WHY YOU SHOULD ALWAYS TEST FOR MOLD BEFORE BUYING A NEW HOME
Hiring a professional home inspector when you’re about to buy a new house is typically something most home owners do without a second thought. After all, you want to ensure that unexpected costs or repairs don’t suddenly appear after you’ve closed the deal. But have you also ever considered getting a professional mold inspector to sweep your house?
Typically, a mold inspector is only ever called when you smell something off or have actually found mold in your home. However, mold isn’t always visible to the naked eye, especially if it’s hiding behind walls or plywood. Which means in a new home, you wouldn’t know until later.
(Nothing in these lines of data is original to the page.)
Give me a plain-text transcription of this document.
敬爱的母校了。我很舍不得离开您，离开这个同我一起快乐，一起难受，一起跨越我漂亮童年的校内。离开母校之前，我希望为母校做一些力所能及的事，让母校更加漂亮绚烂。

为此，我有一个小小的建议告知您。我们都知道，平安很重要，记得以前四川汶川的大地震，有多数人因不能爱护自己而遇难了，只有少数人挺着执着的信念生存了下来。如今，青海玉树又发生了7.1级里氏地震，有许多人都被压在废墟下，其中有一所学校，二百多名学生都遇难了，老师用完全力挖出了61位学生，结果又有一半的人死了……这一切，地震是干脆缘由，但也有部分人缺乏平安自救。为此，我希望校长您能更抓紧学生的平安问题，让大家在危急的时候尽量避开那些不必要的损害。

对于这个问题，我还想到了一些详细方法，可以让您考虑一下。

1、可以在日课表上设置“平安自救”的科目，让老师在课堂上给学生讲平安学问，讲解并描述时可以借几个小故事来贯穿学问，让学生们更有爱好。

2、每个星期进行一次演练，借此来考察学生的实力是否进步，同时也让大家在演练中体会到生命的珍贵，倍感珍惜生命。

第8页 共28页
Eco Abate Inc. explains why you should hire a mold inspector before you buy a new house:
What happens during a mold inspection?
A mold inspector will come to the house and look for places where mold tends to grow. An inspector will be able to tell where and why there is mold growth. If it’s a matter of moisture or previous water damage, the inspector will be able to tell you so you can properly bring in a mold removal expert. An inspector may also take air samples to test whether or not there are mold spores in the air. While not all mold is dangerous, a mold inspector will also be able to identify the type of mold, if any should be found. You can also learn about telltale signs there might be mold in your home, for future reference.
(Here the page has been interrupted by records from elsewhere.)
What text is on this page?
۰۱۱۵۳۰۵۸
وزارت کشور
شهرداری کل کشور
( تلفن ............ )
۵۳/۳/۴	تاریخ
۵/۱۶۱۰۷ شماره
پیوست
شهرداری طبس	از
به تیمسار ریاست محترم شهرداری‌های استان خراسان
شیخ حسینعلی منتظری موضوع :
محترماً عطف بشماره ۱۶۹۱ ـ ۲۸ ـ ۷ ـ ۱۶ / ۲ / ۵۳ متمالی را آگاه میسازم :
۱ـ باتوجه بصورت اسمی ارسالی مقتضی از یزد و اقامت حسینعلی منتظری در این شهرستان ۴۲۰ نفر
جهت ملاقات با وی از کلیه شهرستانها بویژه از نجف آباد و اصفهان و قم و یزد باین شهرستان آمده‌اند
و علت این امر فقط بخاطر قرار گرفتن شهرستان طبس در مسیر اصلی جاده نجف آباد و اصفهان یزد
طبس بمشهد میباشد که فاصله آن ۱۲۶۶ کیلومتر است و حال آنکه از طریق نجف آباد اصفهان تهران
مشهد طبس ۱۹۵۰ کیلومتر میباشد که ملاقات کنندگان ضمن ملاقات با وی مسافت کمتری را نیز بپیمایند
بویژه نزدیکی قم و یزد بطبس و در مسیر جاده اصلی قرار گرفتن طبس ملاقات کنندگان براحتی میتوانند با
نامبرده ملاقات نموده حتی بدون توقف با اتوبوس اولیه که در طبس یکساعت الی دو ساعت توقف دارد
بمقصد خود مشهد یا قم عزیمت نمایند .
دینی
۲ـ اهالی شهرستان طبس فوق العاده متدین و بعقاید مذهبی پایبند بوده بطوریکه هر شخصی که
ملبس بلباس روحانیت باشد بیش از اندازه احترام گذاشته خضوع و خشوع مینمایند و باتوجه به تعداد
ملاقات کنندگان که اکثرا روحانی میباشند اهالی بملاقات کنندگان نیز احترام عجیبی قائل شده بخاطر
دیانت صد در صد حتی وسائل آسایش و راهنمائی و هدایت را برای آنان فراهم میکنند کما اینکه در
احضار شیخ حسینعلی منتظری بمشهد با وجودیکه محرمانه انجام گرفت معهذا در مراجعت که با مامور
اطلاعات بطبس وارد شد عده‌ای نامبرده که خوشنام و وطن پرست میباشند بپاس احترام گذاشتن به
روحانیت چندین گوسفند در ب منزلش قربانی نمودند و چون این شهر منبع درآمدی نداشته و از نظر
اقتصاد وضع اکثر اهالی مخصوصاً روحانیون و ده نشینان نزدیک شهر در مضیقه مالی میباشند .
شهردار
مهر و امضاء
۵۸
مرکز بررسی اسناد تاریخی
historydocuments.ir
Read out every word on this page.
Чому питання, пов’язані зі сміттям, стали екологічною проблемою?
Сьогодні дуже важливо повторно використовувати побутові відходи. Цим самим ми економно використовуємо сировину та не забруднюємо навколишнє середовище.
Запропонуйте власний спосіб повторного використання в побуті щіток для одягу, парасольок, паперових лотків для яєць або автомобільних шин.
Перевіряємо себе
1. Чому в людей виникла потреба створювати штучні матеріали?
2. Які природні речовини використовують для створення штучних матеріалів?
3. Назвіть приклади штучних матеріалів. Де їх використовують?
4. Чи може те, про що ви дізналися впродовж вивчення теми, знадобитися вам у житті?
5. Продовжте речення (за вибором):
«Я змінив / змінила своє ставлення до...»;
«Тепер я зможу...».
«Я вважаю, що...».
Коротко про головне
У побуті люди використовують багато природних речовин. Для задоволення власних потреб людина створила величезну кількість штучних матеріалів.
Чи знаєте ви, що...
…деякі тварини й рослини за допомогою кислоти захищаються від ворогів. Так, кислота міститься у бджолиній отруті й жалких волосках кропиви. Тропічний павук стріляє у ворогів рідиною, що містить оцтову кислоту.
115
A mold inspection will provide peace of mind and assurance in your new home
Investing in a new home is a major financial decision, which is why many people hire a home inspector to make sure everything is in proper order. But you also want to make sure your health is secure and avoid a minor mold problem developing into something more serious. If an inspection does reveal something, then you can assess how serious it is and deal with it right away. If an inspection confirms your home is safe however, then you are already on the right track with continuing to keep your home mold free. When it comes to any inspection, it’s always better to be safe now, than sorry later.